Segundo Adriano, a operação policial deteve aproximadamente 35 jovens, entre eles 2 menores, que foram encaminhados à Delegacia da Criança e do Adolescente. Todos por porte de maconha para consumo pessoal.
“A meu ver o ambiente político atual tem se mostrado muito propício à repressão estatal de qualquer livre manifestação social que afronte os interesses do status quo representado pelo atual governo federal interino. A Marcha da Maconha têm como um dos principais pilares a defesa da paz entre todos e não foi diferente nesta edição”, disse o advogado ao ser questionado se a marcha apresentou algum fato que justifica-se tal ação. “O bloco ainda não havia saído do ponto de encontro quando a polícia chegou com extrema violência. Depois é que soubemos que essa já era uma operação orquestrada pela SSP, denominada ‘Tolerância Zero’, nome importado de uma política norte-americana que funciona na base do ‘atira primeiro, pergunta depois”, complementou.
Comprovadamente, através de fotos e vídeos, a maioria dos detidos eram negros, há alguma relação entre as prisões e o perfil dos jovens? “A relação mais uma vez se mostrou claríssima. O que vemos nas abordagens nas ruas vimos de forma concentrada. Quase duzentos policiais cercaram o ponto de encontro e todos os jovens, maioria negros, e com o estereótipo das periferias do DF foram sumariamente parados e revistados.”
Infelizmente vimos entre as prisões o caso de um cultivador, que levou um pé de maconha para manifestação e teve não só este como as outras 14 plantas aprendidas em sua residência após ser conduzido pela polícia. Apesar de alguns o criticarem, vemos o ato do Michel (44 anos) como mais uma ação militante. Qual é sua opinião sobre o caso?

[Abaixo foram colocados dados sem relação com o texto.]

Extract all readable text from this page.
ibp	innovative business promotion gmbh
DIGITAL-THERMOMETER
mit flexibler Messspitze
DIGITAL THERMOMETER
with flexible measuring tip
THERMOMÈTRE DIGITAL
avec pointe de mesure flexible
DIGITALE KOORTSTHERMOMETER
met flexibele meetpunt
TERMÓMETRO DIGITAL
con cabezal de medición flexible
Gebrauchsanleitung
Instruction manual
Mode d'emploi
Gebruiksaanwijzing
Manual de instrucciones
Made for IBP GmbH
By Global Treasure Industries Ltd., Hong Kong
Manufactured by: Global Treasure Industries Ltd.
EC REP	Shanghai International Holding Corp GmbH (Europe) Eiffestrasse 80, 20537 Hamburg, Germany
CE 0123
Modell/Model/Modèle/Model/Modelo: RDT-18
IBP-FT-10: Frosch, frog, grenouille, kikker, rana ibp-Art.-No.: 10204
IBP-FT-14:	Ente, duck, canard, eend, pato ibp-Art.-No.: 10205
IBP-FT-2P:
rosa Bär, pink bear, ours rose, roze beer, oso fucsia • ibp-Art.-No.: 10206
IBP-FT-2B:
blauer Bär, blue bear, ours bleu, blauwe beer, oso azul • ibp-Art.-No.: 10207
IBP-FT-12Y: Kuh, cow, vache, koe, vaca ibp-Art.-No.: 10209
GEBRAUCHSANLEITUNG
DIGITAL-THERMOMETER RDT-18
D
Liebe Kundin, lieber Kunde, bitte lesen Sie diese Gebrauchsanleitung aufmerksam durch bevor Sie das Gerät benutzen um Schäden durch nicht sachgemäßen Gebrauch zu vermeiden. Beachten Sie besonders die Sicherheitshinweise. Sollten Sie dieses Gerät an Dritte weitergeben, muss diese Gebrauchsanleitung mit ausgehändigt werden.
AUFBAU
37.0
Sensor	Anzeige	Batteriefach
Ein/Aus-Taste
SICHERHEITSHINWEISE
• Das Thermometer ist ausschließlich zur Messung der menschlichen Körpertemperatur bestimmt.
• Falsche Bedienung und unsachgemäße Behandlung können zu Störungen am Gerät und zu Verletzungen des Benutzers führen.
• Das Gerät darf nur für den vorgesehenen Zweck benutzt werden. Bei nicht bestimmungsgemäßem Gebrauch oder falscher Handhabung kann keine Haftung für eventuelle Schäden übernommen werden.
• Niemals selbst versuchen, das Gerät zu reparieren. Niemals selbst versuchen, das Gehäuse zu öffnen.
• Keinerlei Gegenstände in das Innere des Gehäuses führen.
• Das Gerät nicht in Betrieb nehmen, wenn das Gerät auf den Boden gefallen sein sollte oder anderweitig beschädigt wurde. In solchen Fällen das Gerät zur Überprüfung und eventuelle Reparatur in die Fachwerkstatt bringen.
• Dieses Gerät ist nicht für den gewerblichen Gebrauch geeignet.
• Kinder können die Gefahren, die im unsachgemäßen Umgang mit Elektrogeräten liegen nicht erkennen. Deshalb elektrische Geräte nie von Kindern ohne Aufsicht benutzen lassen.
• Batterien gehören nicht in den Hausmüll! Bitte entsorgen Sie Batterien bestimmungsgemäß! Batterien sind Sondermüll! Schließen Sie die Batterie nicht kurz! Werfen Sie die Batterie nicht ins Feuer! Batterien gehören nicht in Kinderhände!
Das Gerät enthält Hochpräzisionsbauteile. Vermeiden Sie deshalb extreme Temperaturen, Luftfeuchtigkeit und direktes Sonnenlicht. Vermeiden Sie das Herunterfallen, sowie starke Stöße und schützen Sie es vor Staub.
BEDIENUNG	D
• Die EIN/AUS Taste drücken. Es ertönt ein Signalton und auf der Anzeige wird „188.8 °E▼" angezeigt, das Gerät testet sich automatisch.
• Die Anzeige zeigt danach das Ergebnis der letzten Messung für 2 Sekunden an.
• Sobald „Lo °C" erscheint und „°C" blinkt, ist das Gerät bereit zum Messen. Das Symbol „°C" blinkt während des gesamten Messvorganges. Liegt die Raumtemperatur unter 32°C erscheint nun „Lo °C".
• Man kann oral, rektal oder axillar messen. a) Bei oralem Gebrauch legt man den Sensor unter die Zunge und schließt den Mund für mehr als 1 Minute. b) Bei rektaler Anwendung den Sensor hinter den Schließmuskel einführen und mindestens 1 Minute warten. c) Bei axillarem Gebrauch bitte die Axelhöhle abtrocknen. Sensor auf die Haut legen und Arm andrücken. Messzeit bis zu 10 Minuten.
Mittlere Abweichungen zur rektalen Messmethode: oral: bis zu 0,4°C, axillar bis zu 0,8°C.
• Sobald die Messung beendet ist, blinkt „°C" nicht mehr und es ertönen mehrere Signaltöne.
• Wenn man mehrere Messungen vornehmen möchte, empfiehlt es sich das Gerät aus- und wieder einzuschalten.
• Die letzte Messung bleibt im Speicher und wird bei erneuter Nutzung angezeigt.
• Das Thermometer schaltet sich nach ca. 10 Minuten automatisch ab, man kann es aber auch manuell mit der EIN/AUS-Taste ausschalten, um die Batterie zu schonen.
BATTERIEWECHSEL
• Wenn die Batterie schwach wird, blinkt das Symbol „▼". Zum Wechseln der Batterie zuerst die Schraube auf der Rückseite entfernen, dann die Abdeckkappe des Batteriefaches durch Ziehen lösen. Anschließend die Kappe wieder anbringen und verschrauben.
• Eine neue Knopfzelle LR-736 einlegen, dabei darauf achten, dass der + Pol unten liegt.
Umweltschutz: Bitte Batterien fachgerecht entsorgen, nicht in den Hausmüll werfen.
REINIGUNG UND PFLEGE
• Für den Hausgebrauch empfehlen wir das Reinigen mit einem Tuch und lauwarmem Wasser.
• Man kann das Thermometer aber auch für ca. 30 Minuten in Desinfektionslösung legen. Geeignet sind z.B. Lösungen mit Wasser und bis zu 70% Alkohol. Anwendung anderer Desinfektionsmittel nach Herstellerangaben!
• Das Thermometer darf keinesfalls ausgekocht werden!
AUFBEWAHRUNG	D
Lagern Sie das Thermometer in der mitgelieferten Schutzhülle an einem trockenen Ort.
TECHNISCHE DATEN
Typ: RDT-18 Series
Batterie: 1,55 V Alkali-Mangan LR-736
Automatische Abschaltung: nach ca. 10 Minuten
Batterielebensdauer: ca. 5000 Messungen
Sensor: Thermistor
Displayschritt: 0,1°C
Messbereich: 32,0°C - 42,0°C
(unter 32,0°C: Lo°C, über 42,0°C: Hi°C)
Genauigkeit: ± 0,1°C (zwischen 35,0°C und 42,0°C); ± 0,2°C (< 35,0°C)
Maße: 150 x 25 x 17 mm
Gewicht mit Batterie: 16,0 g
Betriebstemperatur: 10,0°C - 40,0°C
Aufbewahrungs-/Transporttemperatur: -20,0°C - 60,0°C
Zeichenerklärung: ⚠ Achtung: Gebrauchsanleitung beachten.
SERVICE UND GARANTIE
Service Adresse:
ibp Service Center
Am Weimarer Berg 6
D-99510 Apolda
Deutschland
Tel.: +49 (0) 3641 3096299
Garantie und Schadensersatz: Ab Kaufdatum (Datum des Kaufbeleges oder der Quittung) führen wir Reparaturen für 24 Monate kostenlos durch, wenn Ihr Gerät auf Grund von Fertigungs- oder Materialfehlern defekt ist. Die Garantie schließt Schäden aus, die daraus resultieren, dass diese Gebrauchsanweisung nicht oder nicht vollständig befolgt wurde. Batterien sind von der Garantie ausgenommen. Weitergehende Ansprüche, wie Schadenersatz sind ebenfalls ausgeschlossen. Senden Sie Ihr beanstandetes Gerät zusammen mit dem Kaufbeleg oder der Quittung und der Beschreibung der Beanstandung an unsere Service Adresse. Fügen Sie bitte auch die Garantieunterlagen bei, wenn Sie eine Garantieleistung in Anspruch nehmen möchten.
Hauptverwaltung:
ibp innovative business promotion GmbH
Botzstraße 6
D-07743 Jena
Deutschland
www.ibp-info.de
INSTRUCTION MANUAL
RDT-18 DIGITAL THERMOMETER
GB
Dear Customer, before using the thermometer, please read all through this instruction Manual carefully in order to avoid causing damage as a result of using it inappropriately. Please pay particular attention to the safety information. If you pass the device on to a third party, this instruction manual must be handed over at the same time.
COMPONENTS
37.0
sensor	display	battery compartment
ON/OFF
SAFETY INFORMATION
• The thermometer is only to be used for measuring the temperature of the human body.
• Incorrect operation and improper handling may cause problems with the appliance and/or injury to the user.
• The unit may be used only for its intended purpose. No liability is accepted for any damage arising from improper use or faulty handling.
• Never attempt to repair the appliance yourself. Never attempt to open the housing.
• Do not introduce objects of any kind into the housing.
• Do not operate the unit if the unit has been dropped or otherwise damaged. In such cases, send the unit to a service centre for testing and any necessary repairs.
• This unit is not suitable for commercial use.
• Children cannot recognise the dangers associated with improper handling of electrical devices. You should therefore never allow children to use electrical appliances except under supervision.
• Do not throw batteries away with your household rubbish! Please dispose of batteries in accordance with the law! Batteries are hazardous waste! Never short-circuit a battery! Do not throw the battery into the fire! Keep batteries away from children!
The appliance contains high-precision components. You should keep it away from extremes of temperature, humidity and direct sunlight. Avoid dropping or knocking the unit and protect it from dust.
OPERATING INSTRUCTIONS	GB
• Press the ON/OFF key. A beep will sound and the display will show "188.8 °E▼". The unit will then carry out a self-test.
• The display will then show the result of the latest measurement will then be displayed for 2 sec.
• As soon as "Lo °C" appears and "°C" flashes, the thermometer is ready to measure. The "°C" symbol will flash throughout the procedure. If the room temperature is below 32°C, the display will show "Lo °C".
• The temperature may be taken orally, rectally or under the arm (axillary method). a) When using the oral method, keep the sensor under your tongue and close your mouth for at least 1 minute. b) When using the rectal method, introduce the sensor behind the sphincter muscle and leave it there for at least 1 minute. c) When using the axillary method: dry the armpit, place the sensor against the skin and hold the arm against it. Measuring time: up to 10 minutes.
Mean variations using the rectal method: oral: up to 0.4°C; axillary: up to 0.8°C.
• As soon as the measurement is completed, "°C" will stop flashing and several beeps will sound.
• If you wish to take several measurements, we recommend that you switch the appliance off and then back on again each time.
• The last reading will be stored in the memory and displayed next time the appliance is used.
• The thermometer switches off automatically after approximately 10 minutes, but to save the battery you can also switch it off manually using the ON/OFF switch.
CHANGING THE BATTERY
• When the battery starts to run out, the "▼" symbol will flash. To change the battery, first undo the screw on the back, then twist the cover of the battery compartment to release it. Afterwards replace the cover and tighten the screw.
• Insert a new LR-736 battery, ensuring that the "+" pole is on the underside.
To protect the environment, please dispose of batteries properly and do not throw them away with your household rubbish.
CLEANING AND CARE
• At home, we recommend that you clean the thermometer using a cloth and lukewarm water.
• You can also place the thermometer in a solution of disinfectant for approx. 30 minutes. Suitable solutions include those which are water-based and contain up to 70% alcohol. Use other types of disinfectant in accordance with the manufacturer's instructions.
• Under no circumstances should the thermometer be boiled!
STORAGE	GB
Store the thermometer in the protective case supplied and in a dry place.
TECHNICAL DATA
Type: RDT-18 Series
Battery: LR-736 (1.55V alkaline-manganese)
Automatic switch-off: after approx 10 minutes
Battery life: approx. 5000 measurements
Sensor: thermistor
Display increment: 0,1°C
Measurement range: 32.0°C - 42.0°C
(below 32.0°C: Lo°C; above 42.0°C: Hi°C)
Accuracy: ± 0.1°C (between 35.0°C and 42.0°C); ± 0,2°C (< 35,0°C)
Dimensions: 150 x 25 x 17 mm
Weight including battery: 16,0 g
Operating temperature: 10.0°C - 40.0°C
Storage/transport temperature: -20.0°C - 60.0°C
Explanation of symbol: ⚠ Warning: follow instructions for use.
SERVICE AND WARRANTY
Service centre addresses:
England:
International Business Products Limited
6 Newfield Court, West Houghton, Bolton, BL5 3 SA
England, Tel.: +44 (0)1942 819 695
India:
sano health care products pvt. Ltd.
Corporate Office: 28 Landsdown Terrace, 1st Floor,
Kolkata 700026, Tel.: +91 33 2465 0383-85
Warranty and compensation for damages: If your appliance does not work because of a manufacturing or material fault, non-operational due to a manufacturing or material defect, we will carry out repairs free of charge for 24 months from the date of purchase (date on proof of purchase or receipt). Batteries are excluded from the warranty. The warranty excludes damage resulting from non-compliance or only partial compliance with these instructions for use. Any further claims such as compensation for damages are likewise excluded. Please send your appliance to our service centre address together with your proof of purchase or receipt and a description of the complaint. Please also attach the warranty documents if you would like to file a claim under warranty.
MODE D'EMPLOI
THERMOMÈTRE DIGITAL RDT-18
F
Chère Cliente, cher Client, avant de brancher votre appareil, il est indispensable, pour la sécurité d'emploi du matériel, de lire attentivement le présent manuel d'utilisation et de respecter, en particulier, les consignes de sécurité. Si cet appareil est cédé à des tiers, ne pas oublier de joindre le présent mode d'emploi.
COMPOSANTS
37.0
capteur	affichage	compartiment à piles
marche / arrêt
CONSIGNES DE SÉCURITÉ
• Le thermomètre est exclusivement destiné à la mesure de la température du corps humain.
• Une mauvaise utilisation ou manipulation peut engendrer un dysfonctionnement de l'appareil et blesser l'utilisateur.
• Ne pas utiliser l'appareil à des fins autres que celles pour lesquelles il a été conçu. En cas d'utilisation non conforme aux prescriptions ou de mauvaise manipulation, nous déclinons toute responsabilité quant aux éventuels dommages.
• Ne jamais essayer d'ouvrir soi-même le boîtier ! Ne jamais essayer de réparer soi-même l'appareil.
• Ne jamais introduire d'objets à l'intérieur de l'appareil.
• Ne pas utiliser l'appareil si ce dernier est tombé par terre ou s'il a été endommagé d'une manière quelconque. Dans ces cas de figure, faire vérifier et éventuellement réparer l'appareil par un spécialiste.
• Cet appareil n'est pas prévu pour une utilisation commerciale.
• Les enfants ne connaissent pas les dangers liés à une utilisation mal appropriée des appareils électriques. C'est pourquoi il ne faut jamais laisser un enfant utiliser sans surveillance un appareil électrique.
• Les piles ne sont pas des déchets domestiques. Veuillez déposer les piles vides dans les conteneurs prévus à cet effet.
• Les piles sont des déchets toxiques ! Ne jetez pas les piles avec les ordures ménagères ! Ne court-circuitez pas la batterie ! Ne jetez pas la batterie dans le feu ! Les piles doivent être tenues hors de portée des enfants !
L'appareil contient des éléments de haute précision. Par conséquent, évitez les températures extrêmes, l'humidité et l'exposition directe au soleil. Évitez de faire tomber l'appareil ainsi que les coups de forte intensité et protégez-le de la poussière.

Não estamos acompanhando o caso do Michel, mas o caso é que se trata de uma Marcha da Maconha e para muito além de uma desobediência civil, defendemos que o plantio caseiro para uso privativo é uma obediência constitucional. Um fato interessante é que no mesmo dia que ocorreu a Marcha da Maconha, o jornal local da Globo apresentou em sua edição noturna uma matéria sobre um curso de cervejeiro que estava ocorrendo em Brasília, onde os mestres ensinavam aos alunos a arte de degustar, de harmonizar com pratos específicos, de conhecer a grande variedade de cervejas artesanais, etc. É contra essa hipocrisia que ainda temos que lutar muito, cursos caríssimos que vendem aos jovens da classe média o direito à felicidade pelo uso de uma droga que está associada a mais de 90% dos casos de violência doméstica, acidentes de trânsito fatais e é a segunda que mais mata depois do cigarro, que é o álcool; e no mesmo dia jovens da periferia sendo humilhados porque preferem usar outro tipo de droga e cuja violência está atrelada não ao uso em si, como o álcool, mas à intervenção do Estado Policial na intimidade e privacidade do pobre. Mas apesar disso tudo a Marcha correu sem qualquer caso de violência, como sempre. Foi uma festa muito bonita e congregou várias famílias, disse Adriano.
Por fim vale salientar que nós do Smoke Buddies repudiamos a ação da Polícia do Distrito Federal e lembrar que o Supremo Tribunal Federal garantiu a legalidade das Marchas da Maconha com a Ação de Descumprimento de Preceito Fundamental – ADPF 187, aprovada por unanimidade pelos ministros.
Em tempos, isso tudo poderia ter sido evitado se o STF já tivesse julgado o o processo de descriminalização do consumo da maconha outras drogas. O Re 635.659, já recebeu três votos favoráveis, mas no entanto o processo ainda não tem prazo para ser finalizado já que o ministro Teori Zavascki pediu “vista” e ainda não devolveu junto com seu voto.